Saab plans Air Force jet facility near Purdue campus

WEST LAFAYETTE, Ind. (AP) _ Swedish manufacturer Saab says it will open an Indiana manufacturing site as part of its production of a new Air Force training jet.

Company officials have announced plans to spend $37 million on the facility at Purdue University’s Discovery Park District Aerospace in West Lafayette.

Saab and Boeing won a $9.2 billion contract last year to build at least 351 T-X training jets.

The facility could employ up to 300 workers.

MARATHON-MIDSTREAM MERGER

Marathon Petroleum combines midstream operations for $9B

FINDLAY, Ohio (AP) — Marathon Petroleum Corp. is merging two of its oil and gas pipeline, transportation and storage operations for $9 billion. MPLX and Andeavor Logistics are both master limited partnerships and the company raised the possibility that it might combine the two late last year. The deal is targeted to close in the second half of the year with the enterprise value of the deal listed at $14 billion.

Andeavor, formerly known as Tesoro, has refineries in California, Minnesota, New Mexico, North Dakota, Texas, Utah, Washington and Alaska.

Shares of Andeavor Logistics LP rose 2.5 percent in premarket trading while Marathon’s stock edged up slightly.

ELVER FISHING

Maine’s first eel season with new controls goes swimmingly

PORTLAND, Maine (AP) — Maine’s baby eel fishermen are enjoying a steady harvest and strong prices during the first season in which regulators are using new controls to stop poaching.

Baby eels, called elvers, are one of the most lucrative marine resources in the U.S. on a per-pound basis, but the fishery has had problems with poaching. This year, packing and shipping of the fish is subject to more scrutiny.

The fishermen are nearing the end of their quota for the year, which is slightly less than 10,000 pounds, but, according to the state, the average price is more than $2,000 per pound.

Maine is the only state with a significant fishery for elvers, which are then sold to Asian aquaculture companies so they can be raised to maturity and used as food.

BREXIT

UK and Ireland agree on residency for citizens post-Brexit

LONDON (AP) _ Britain and Ireland have agreed that their citizens will still be able to live and work freely in both countries after Brexit. The governments signed a deal Wednesday to continue the U.K.-Ireland common travel area, no matter what the terms of Britain’s departure from the European Union.

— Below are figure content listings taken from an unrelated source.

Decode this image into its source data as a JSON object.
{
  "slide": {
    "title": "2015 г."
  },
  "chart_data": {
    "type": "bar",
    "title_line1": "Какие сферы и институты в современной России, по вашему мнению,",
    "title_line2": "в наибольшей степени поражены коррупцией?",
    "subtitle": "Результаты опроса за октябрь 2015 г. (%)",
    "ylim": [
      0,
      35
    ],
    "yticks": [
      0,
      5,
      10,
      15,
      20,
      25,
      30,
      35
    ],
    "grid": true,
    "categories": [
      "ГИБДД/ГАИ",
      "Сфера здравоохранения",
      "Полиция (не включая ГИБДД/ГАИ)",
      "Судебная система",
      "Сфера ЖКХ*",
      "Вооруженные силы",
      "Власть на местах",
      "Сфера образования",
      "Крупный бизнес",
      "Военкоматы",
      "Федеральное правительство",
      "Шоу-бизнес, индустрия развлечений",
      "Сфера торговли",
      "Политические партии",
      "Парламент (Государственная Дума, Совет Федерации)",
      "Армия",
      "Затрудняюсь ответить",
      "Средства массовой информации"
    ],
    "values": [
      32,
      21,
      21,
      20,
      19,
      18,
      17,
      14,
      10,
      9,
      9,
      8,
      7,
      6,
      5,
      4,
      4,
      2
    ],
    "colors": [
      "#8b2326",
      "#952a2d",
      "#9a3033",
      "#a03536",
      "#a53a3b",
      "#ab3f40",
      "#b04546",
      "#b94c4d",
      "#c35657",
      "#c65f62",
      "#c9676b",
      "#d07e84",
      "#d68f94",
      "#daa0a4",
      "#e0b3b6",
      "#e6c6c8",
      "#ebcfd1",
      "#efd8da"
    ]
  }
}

The common travel area has been in existence since the Republic of Ireland won independence from Britain almost a century ago and predates either country’s EU membership.

The agreement means citizens can live, work, study, receive health care and vote in either country.

BRITAIN-NO COAL

UK has first week without burning coal for electricity

LONDON (AP) _ Britain has gone a week without burning coal for electricity for the first time since the 19th century. Power operator National Grid says coal hasn’t contributed to the U.K. electricity mix since the afternoon of May 1st.

The landmark has been reached two years after Britain had its first coal-free day since the Industrial Revolution. Coal-free power could become the “new normal” as Britain generates more power from wind, solar and other renewable sources.

The U.K. also relies heavily on natural gas and nuclear energy.

The government says Britain will eliminate coal from its power supply by 2025. It has set a deadline of 2050 to eliminate greenhouse gas emissions altogether.